Callie’s body doesn’t process and absorb nutrients well, so she had been Total Parenteral Nutrition (TPN) dependent for 7 years until 5 months ago when she had to be treated for fungal sepsis after a wire that was left in her during a line placement migrated through her heart- this lead to her being weaned onto J-Tube feeding. She is excited to be central line free and hopeful that will continue!

Callie has experienced many hardships, but she is one strong girl! You will usually find Callie smiling, even when she is hurting! Though she has been unable to attend school due to her frequent admits and her low immune system, she loves going to dance and other activities with small class sizes. She is very social and loves everything girly and pink! Her favorite thing to do at home is to play with her sister Mikayla.


Vaughn Perez

Two year old Vaughn was diagnosed in utero with a congenital heart condition. He spent the first two weeks of his life in the NICU at UCSF Benioff Hospital. At three months old, his heart condition worsened and he had to be hospitalized again at UCSF and placed on cardiac medications to manage his illness. At four months of age, with a life-threatening condition, his care was transferred to Stanford Children’s Hospital where he was put on a waiting list for a heart transplant. His family was told that it could take up to a year or more for him to receive a donor heart, and that he had to remain in the hospital during that time on IV medication to sustain his well-being, but on his nine month birthday, they were blessed with a donor heart and Vaughn was transplanted. Vaughn takes a plethora of medications to prevent his body from rejecting his new heart. This medication also suppresses his ability to fight common illnesses and viruses- as a result he has spent almost half of his life in the hospital. Most recently he was hospitalized for three months on isolation with norovirus. His mother, Amanda, was eight months pregnant during that hospitalization and subsequently gave birth while caring for him in the hospital. During this time, Amanda traveled back and forth the 180 miles round trip, sometimes twice a week, with a newborn and a toddler.

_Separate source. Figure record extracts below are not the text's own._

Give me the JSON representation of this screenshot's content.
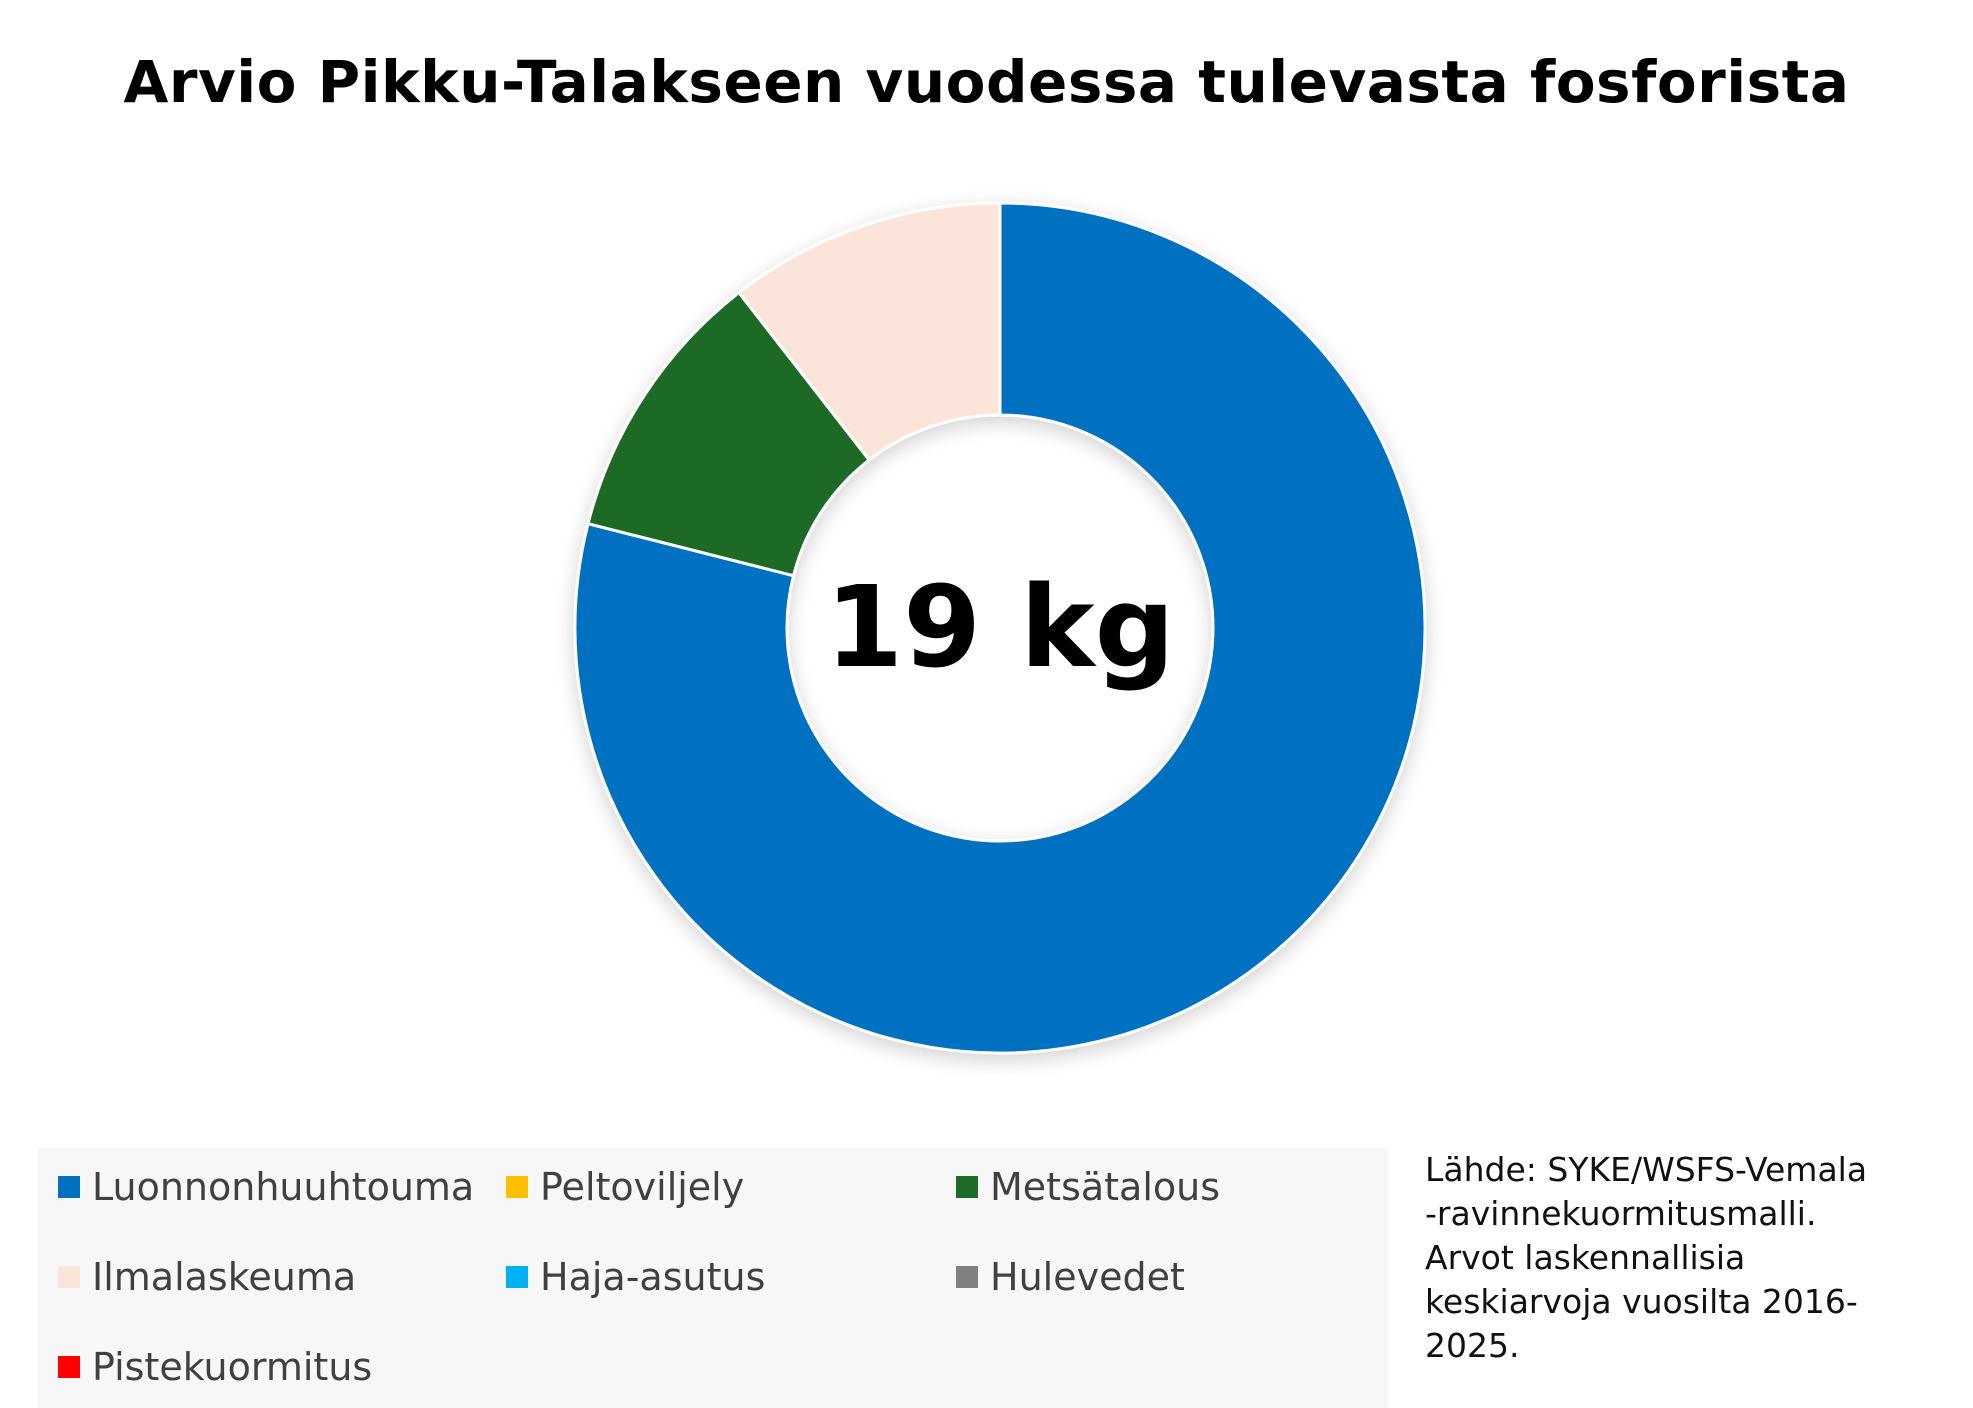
{
  "chart_data": {
    "type": "pie",
    "title": "Arvio Pikku-Talakseen vuodessa tulevasta fosforista",
    "center_label": "19 kg",
    "categories": [
      "Luonnonhuuhtouma",
      "Peltoviljely",
      "Metsätalous",
      "Ilmalaskeuma",
      "Haja-asutus",
      "Hulevedet",
      "Pistekuormitus"
    ],
    "values": [
      15,
      0,
      2,
      2,
      0,
      0,
      0
    ],
    "colors": [
      "#0070C0",
      "#FFC000",
      "#1E6B28",
      "#FBE4D9",
      "#00B0F0",
      "#808080",
      "#FF0000"
    ],
    "legend_position": "bottom"
  },
  "legend": {
    "items": [
      {
        "label": "Luonnonhuuhtouma",
        "color": "#0070C0"
      },
      {
        "label": "Peltoviljely",
        "color": "#FFC000"
      },
      {
        "label": "Metsätalous",
        "color": "#1E6B28"
      },
      {
        "label": "Ilmalaskeuma",
        "color": "#FBE4D9"
      },
      {
        "label": "Haja-asutus",
        "color": "#00B0F0"
      },
      {
        "label": "Hulevedet",
        "color": "#808080"
      },
      {
        "label": "Pistekuormitus",
        "color": "#FF0000"
      }
    ]
  },
  "source": {
    "lines": [
      "Lähde: SYKE/WSFS-Vemala",
      "-ravinnekuormitusmalli.",
      "Arvot laskennallisia",
      "keskiarvoja vuosilta 2016-",
      "2025."
    ]
  }
}
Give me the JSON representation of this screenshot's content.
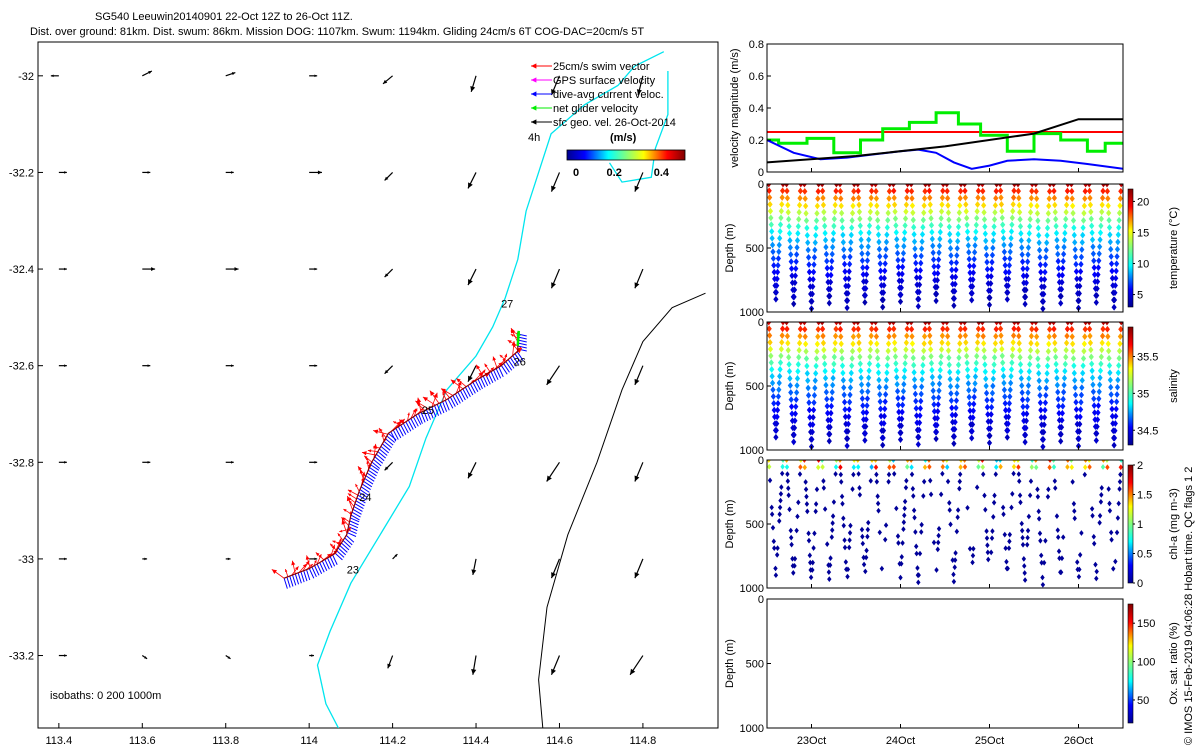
{
  "header": {
    "title": "SG540 Leeuwin20140901 22-Oct 12Z to 26-Oct 11Z.",
    "subtitle": "Dist. over ground: 81km. Dist. swum: 86km. Mission DOG: 1107km. Swum: 1194km. Gliding 24cm/s 6T COG-DAC=20cm/s 5T"
  },
  "footer_credit": "© IMOS 15-Feb-2019 04:06:28 Hobart time. QC flags 1 2",
  "colors": {
    "swim": "#ff0000",
    "gps": "#ff00ff",
    "dac": "#0000ff",
    "net": "#00ee00",
    "geo": "#000000",
    "coast": "#00e5ee",
    "isobath": "#000000"
  },
  "chart_data": [
    {
      "id": "map",
      "type": "scatter",
      "x_ticks": [
        "113.4",
        "113.6",
        "113.8",
        "114",
        "114.2",
        "114.4",
        "114.6",
        "114.8"
      ],
      "y_ticks": [
        "-32",
        "-32.2",
        "-32.4",
        "-32.6",
        "-32.8",
        "-33",
        "-33.2"
      ],
      "xlim": [
        113.35,
        114.98
      ],
      "ylim": [
        -33.35,
        -31.93
      ],
      "legend": [
        {
          "label": "25cm/s swim vector",
          "color": "#ff0000"
        },
        {
          "label": "GPS surface velocity",
          "color": "#ff00ff"
        },
        {
          "label": "dive-avg current veloc.",
          "color": "#0000ff"
        },
        {
          "label": "net glider velocity",
          "color": "#00ee00"
        },
        {
          "label": "sfc geo. vel. 26-Oct-2014",
          "color": "#000000"
        }
      ],
      "legend_extra": "4h",
      "colorbar": {
        "title": "(m/s)",
        "ticks": [
          "0",
          "0.2",
          "0.4"
        ],
        "range": [
          0,
          0.5
        ]
      },
      "isobath_text": "isobaths: 0   200   1000m",
      "track": [
        [
          113.94,
          -33.04
        ],
        [
          114.0,
          -33.02
        ],
        [
          114.06,
          -32.99
        ],
        [
          114.09,
          -32.95
        ],
        [
          114.1,
          -32.91
        ],
        [
          114.12,
          -32.86
        ],
        [
          114.15,
          -32.8
        ],
        [
          114.19,
          -32.74
        ],
        [
          114.26,
          -32.7
        ],
        [
          114.33,
          -32.67
        ],
        [
          114.4,
          -32.63
        ],
        [
          114.46,
          -32.6
        ],
        [
          114.5,
          -32.57
        ],
        [
          114.5,
          -32.53
        ]
      ],
      "day_labels": [
        {
          "text": "23",
          "x": 114.09,
          "y": -33.03
        },
        {
          "text": "24",
          "x": 114.12,
          "y": -32.88
        },
        {
          "text": "25",
          "x": 114.27,
          "y": -32.7
        },
        {
          "text": "26",
          "x": 114.49,
          "y": -32.6
        },
        {
          "text": "27",
          "x": 114.46,
          "y": -32.48
        }
      ],
      "coast": [
        [
          114.07,
          -33.35
        ],
        [
          114.04,
          -33.3
        ],
        [
          114.02,
          -33.22
        ],
        [
          114.05,
          -33.15
        ],
        [
          114.1,
          -33.05
        ],
        [
          114.17,
          -32.95
        ],
        [
          114.24,
          -32.85
        ],
        [
          114.28,
          -32.75
        ],
        [
          114.33,
          -32.65
        ],
        [
          114.4,
          -32.58
        ],
        [
          114.44,
          -32.52
        ],
        [
          114.47,
          -32.46
        ],
        [
          114.5,
          -32.38
        ],
        [
          114.52,
          -32.28
        ],
        [
          114.55,
          -32.2
        ],
        [
          114.58,
          -32.12
        ],
        [
          114.66,
          -32.06
        ],
        [
          114.74,
          -32.02
        ],
        [
          114.78,
          -31.98
        ],
        [
          114.85,
          -31.95
        ]
      ],
      "isobath_200": [
        [
          114.86,
          -31.99
        ],
        [
          114.86,
          -32.08
        ],
        [
          114.83,
          -32.15
        ],
        [
          114.82,
          -32.21
        ],
        [
          114.75,
          -32.22
        ],
        [
          114.72,
          -32.18
        ]
      ],
      "isobath_1000": [
        [
          114.56,
          -33.35
        ],
        [
          114.55,
          -33.25
        ],
        [
          114.57,
          -33.1
        ],
        [
          114.62,
          -32.95
        ],
        [
          114.69,
          -32.8
        ],
        [
          114.75,
          -32.65
        ],
        [
          114.8,
          -32.55
        ],
        [
          114.87,
          -32.48
        ],
        [
          114.95,
          -32.45
        ]
      ],
      "geo_vectors": {
        "lons": [
          113.4,
          113.6,
          113.8,
          114.0,
          114.2,
          114.4,
          114.6,
          114.8
        ],
        "lats": [
          -32.0,
          -32.2,
          -32.4,
          -32.6,
          -32.8,
          -33.0,
          -33.2
        ],
        "u": [
          [
            -0.05,
            0.06,
            0.06,
            0.05,
            -0.06,
            -0.03,
            -0.05,
            -0.03
          ],
          [
            0.05,
            0.05,
            0.05,
            0.08,
            -0.05,
            -0.05,
            -0.05,
            -0.05
          ],
          [
            0.05,
            0.08,
            0.08,
            0.05,
            -0.05,
            -0.05,
            -0.05,
            -0.05
          ],
          [
            0.05,
            0.05,
            0.05,
            0.05,
            -0.05,
            -0.05,
            -0.08,
            -0.05
          ],
          [
            0.05,
            0.05,
            0.05,
            0.05,
            -0.05,
            -0.05,
            -0.08,
            -0.05
          ],
          [
            0.05,
            0.03,
            0.03,
            0.05,
            0.03,
            -0.02,
            -0.05,
            -0.05
          ],
          [
            0.05,
            0.03,
            0.03,
            0.03,
            -0.03,
            -0.02,
            -0.05,
            -0.08
          ]
        ],
        "v": [
          [
            0.0,
            0.03,
            0.02,
            0.0,
            -0.05,
            -0.1,
            -0.12,
            -0.12
          ],
          [
            0.0,
            0.0,
            0.0,
            0.0,
            -0.05,
            -0.1,
            -0.12,
            -0.12
          ],
          [
            0.0,
            0.0,
            0.0,
            0.0,
            -0.05,
            -0.1,
            -0.12,
            -0.12
          ],
          [
            0.0,
            0.0,
            0.0,
            0.0,
            -0.05,
            -0.1,
            -0.12,
            -0.12
          ],
          [
            0.0,
            0.0,
            0.0,
            0.0,
            -0.05,
            -0.1,
            -0.12,
            -0.12
          ],
          [
            0.0,
            0.0,
            0.0,
            0.0,
            0.03,
            -0.1,
            -0.12,
            -0.12
          ],
          [
            0.0,
            -0.02,
            -0.02,
            0.0,
            -0.08,
            -0.12,
            -0.12,
            -0.12
          ]
        ]
      }
    },
    {
      "id": "velocity",
      "type": "line",
      "ylabel": "velocity magnitude (m/s)",
      "y_ticks": [
        "0",
        "0.2",
        "0.4",
        "0.6",
        "0.8"
      ],
      "ylim": [
        0,
        0.8
      ],
      "xlim": [
        0,
        4
      ],
      "series": [
        {
          "name": "swim",
          "color": "#ff0000",
          "x": [
            0,
            4
          ],
          "y": [
            0.25,
            0.25
          ]
        },
        {
          "name": "net glider velocity",
          "color": "#00ee00",
          "x": [
            0,
            0.13,
            0.13,
            0.45,
            0.45,
            0.75,
            0.75,
            1.05,
            1.05,
            1.3,
            1.3,
            1.6,
            1.6,
            1.9,
            1.9,
            2.15,
            2.15,
            2.4,
            2.4,
            2.7,
            2.7,
            3.0,
            3.0,
            3.3,
            3.3,
            3.6,
            3.6,
            3.8,
            3.8,
            4.0
          ],
          "y": [
            0.2,
            0.2,
            0.18,
            0.18,
            0.21,
            0.21,
            0.12,
            0.12,
            0.2,
            0.2,
            0.27,
            0.27,
            0.31,
            0.31,
            0.37,
            0.37,
            0.3,
            0.3,
            0.23,
            0.23,
            0.13,
            0.13,
            0.24,
            0.24,
            0.2,
            0.2,
            0.13,
            0.13,
            0.18,
            0.18
          ]
        },
        {
          "name": "dive-avg current veloc.",
          "color": "#0000ff",
          "x": [
            0,
            0.3,
            0.6,
            0.9,
            1.2,
            1.5,
            1.7,
            1.9,
            2.1,
            2.3,
            2.5,
            2.7,
            3.0,
            3.3,
            3.6,
            4.0
          ],
          "y": [
            0.2,
            0.12,
            0.08,
            0.09,
            0.11,
            0.13,
            0.14,
            0.12,
            0.06,
            0.02,
            0.04,
            0.07,
            0.08,
            0.07,
            0.05,
            0.02
          ]
        },
        {
          "name": "sfc geo. vel.",
          "color": "#000000",
          "x": [
            0,
            1,
            2,
            3,
            3.5,
            4
          ],
          "y": [
            0.06,
            0.1,
            0.16,
            0.24,
            0.33,
            0.33
          ]
        }
      ]
    },
    {
      "id": "temperature",
      "type": "scatter",
      "ylabel": "Depth (m)",
      "y_ticks": [
        "0",
        "500",
        "1000"
      ],
      "ylim": [
        1000,
        0
      ],
      "cb_label": "temperature (°C)",
      "cb_ticks": [
        "5",
        "10",
        "15",
        "20"
      ],
      "cb_range": [
        3,
        22
      ],
      "surface_value": 21,
      "deep_value": 4,
      "profiles": 20
    },
    {
      "id": "salinity",
      "type": "scatter",
      "ylabel": "Depth (m)",
      "y_ticks": [
        "0",
        "500",
        "1000"
      ],
      "ylim": [
        1000,
        0
      ],
      "cb_label": "salinity",
      "cb_ticks": [
        "34.5",
        "35",
        "35.5"
      ],
      "cb_range": [
        34.3,
        35.9
      ],
      "surface_value": 35.8,
      "deep_value": 34.4,
      "profiles": 20
    },
    {
      "id": "chla",
      "type": "scatter",
      "ylabel": "Depth (m)",
      "y_ticks": [
        "0",
        "500",
        "1000"
      ],
      "ylim": [
        1000,
        0
      ],
      "cb_label": "chl-a (mg m-3)",
      "cb_ticks": [
        "0",
        "0.5",
        "1",
        "1.5",
        "2"
      ],
      "cb_range": [
        0,
        2
      ],
      "profiles": 20
    },
    {
      "id": "oxygen",
      "type": "scatter",
      "ylabel": "Depth (m)",
      "y_ticks": [
        "0",
        "500",
        "1000"
      ],
      "ylim": [
        1000,
        0
      ],
      "cb_label": "Ox. sat. ratio (%)",
      "cb_ticks": [
        "50",
        "100",
        "150"
      ],
      "cb_range": [
        20,
        175
      ],
      "x_ticks": [
        "23Oct",
        "24Oct",
        "25Oct",
        "26Oct"
      ],
      "x_tick_pos": [
        0.5,
        1.5,
        2.5,
        3.5
      ],
      "xlim": [
        0,
        4
      ]
    }
  ]
}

Vaughn currently receives physical, occupational, cognitive and speech therapies on a weekly basis. Because he was in a bed hooked up to machines and medications for five months while waiting for a new heart, his gross motor skills and speech were delayed, however, he is now almost caught up to his little twin brother, Vicente, who is younger by one minute. Additionally, Vaughn requires catheterizations every 4 weeks at Lucille Packard to detect heart rejection- fortunately, he has shown no signs of rejection!

Along with his twin brother, Vaughn’s family includes his 6-month old baby brother, Valen, his mother, who recently returned to a full-time position as a nurse, and his father, who left his job as a chef in San Francisco to care for their boys. Unfortunately, because of his compromised immune system, Vaughn has to avoid public places like preschool, the library, swimming, movies, Chuck E Cheese, and even church services, but he is the sweetest little boy- and a normal two year old! He loves cars, trains, and airplanes, his dog Pippa, and two cats, Lucy and Monkey. Vaughn is also a fantastic, joyful dancer!